Mali Demain fait un cataclysme journalistique
A Bamako, la une de Mali Demain a fait effet, mieux un cataclysme journalistique car ce fut la première fois que dans la presse malienne et internationale l’on voit en photo de couverture des djihadistes Mudjao perchés sur leur Pick up, parmi eux des journalistes sur le terrain. Le Nord était entièrement occupé jusqu’au centre du Mali à Kona, les djihadistes ayant laissé une parenthèse, Douentza que Mudjao avait autorisé à Ganda Izo comme cadeau pour y avoir réussi à chasser les destructeurs du MNLA.
Furieuse folie idéologique
A la suite de cet Odyssée, ici raccourci, Omar Ould Hamaha, après avoir reçu le reportage spécial in Mali Demain où il voit ses photographies lui et ses combattants, m’appelle, heureux : « félicitations Maïga tu es un grand journaliste, les jeunes (ses combattants) sont heureux et s’arrachent les journaux… ». Il me rappelle une heure après pour m’annoncer les cinq points de sa « Proclamation » que j’ai fait publier in extenso dans Mali Demain. C’est une furieuse folie idéologique qu’il fallait prendre au sérieux. Mais le Mali d’alors, dépourvu de services de renseignements sérieux et d’une digne direction militaire nous en a plutôt voulu au lieu d’en faire un outil de travail.
Des menaces se faisaient sentir sur moi à Bamako
Des menaces se faisaient sentir sur moi à Bamako.
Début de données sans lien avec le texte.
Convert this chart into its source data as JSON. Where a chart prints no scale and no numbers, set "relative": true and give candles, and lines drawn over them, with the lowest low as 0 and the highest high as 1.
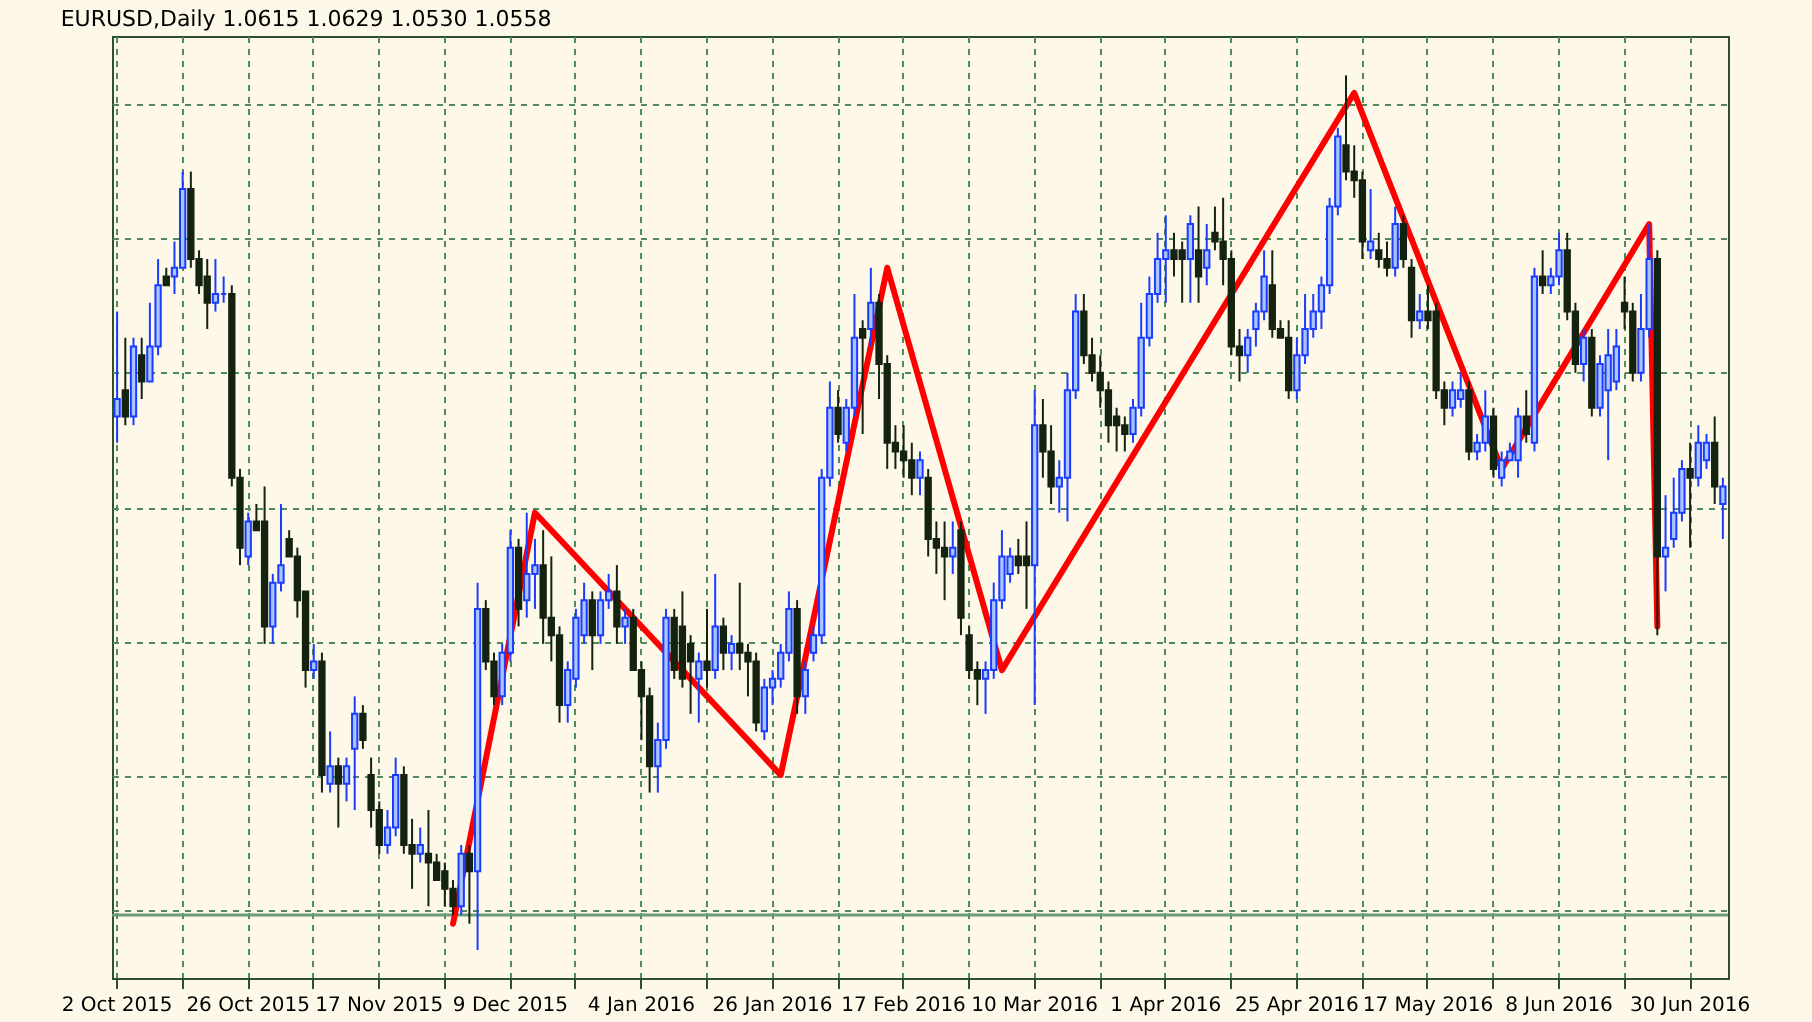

Avant de prendre l’avion pour Paris dans un direct sur le plateau d’Africable au journal de 20 heures (très regardé en Afrique de l’Ouest), j’évoque la débâcle de l’armée malienne telle qu’à Gao tout le monde raconte ! Ma famille inquiète à Bamako a hâte que je rentre à Paris (parce que « tu as dit ce qu’il ne fallait pas dire d’une armée vaincue, ici à Bamako des pourparlers à haut niveau se préparent pour t’abattre… » me prévient un membre de ma famille, haut placé dans l’administration d’état de Bamako.